Pioneer’s Old House in Need of a New Home
After more than a century on an Antelope Valley almond farm, the old Godde place is a house without a home.
Built in the 1880s by pioneer Max Godde on land along what is now 55th Street West in Quartz Hill, the farmhouse was set to be demolished recently to make way for a housing development.
But the day before the bulldozers were to roll, area activists and historians moved the four-room structure -- with the developer’s blessing -- to Quartz Hill Town Councilman Ed Frommer’s property as a temporary solution.
The Town Council, which now owns the house, hoped one of the area’s historical groups would find a permanent site for the structure and restore it as a library or museum. That was in April.
Now, Frommer is in a bind. Instead of the pool, horse arena and fruit trees he planned to build on his property, he’s got a piece of history.
“My immediate thought was to save the house, save history,” said Frommer, 45. “But I also want to be able to use my property. People called me up and said they would take some of the wood. But I don’t want to see this place go for scrap lumber. I’d like to see it used by the genealogy society. It suits their purpose.”
The Antelope Valley Genealogical Society hopes to move the farmhouse to Lancaster to use as a research library. A resident has offered to donate a one-acre site at 85th Street West and Avenue L, society President Beverlee Gurel said. But the hitch is funding the move. The society, which got one quote for $9,000 to do the job, plans a fund-raising raffle at its Nov. 12 meeting.

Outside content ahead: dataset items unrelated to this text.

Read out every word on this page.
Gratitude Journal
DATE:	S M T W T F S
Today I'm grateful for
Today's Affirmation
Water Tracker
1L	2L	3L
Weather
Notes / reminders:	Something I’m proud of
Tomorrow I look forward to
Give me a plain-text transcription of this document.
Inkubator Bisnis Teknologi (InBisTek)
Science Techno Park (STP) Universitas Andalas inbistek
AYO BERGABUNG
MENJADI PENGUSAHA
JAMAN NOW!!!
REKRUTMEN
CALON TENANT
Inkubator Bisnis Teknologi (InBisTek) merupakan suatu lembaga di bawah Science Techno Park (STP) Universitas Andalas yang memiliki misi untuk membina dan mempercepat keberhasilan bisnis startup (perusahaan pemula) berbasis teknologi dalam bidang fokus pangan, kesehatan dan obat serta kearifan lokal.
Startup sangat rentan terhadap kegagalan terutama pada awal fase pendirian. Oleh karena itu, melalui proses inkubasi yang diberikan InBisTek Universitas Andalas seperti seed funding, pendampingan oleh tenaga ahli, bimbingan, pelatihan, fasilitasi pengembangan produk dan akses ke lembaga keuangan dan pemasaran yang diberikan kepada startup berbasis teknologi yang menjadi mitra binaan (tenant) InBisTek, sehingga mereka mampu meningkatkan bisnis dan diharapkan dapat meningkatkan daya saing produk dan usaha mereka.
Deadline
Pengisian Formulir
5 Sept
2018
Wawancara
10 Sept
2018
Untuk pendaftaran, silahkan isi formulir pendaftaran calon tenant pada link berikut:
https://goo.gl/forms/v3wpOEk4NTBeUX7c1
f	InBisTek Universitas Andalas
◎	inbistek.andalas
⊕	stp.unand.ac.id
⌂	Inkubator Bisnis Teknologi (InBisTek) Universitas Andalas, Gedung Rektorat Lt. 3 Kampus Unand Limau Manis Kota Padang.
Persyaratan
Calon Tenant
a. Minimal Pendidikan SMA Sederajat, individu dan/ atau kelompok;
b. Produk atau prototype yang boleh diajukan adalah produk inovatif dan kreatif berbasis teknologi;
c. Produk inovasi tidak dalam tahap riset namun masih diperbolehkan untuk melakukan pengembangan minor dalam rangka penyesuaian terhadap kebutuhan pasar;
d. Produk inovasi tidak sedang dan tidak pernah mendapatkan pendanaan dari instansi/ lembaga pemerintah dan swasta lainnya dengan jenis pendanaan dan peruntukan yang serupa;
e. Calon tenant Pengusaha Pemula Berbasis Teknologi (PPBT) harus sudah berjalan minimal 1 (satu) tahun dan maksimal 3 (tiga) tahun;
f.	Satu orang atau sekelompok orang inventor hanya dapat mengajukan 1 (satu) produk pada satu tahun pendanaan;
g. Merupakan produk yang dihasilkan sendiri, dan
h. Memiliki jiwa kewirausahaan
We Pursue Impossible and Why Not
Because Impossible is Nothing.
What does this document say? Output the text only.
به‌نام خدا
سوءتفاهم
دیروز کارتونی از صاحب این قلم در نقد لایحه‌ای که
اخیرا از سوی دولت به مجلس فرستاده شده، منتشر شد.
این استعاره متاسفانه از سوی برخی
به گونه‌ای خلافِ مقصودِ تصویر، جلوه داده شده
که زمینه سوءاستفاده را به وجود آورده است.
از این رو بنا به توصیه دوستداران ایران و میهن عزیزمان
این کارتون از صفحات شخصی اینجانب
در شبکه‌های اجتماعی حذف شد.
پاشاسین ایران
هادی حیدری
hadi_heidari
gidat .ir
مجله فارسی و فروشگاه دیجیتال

“We firmly believe in saving Antelope Valley history,” Gurel said. “Of the five pioneer family homes left here, this is in the best shape. It’s one of the oldest remaining structures in the valley.”
According to records and family accounts, Godde and several of his brothers arrived in America from Germany in the 1880s, settling in the Quartz Hill area.
“The story in the family is that Max and his brothers got off the train in Lancaster and started walking west to stake their claim. This is where they stopped,” said Max’s granddaughter, Marge Cox.
She said the brothers chose a sloping site west of what was then called Soledad Township, because almond trees don’t freeze on a slope.
Godde was the area’s first farmer to claim his land under the Homestead Act of 1862, which required that he build a structure, farm the land and live there for five years. Records show he was granted title to his 160-acre parcel in 1891, which suggests the house was built in 1886.
His descendants often wonder what attracted Godde to the high desert, which was so unlike his native Germany.
“Sometimes when I’m out riding my horse in the desert, I think, ‘Why did they ever come here? Why couldn’t they have kept going to someplace like, say, Santa Barbara?’ ” said great-granddaughter Kim McBride. “Then I remember hearing that the year they came here, there was so much grass that, if a cow lay down, you couldn’t see it. Must have been an El Nino year.”
The old Godde house has its detractors, some of whom call it the “Godde Outhouse.” Some neighbors have complained that the boarded-up “shack” is an eyesore that negatively affects property values, Frommer said.
Frommer does not intend to keep the Godde place forever. If the genealogical society is unable to move the house, he said he may just run an ad: “Free house circa 1890. Must take all.”
It is likely he could unload every board and nail on EBay. But most folks don’t want to see that happen. A 116-year-old farmhouse may be commonplace “back East” or in Europe, they say, but it’s a rare gem in the West.
“You never see anything of that age anymore,” said neighbor Bob Sundstrom, 44, who has been driving past the house for 30 years, always wishing to take a peek inside. Now it sits directly across the street. “It’s very important that it be saved,” he said.
“That’s right,” Frommer said. “Once it’s gone, it’s gone forever. It’s toast.”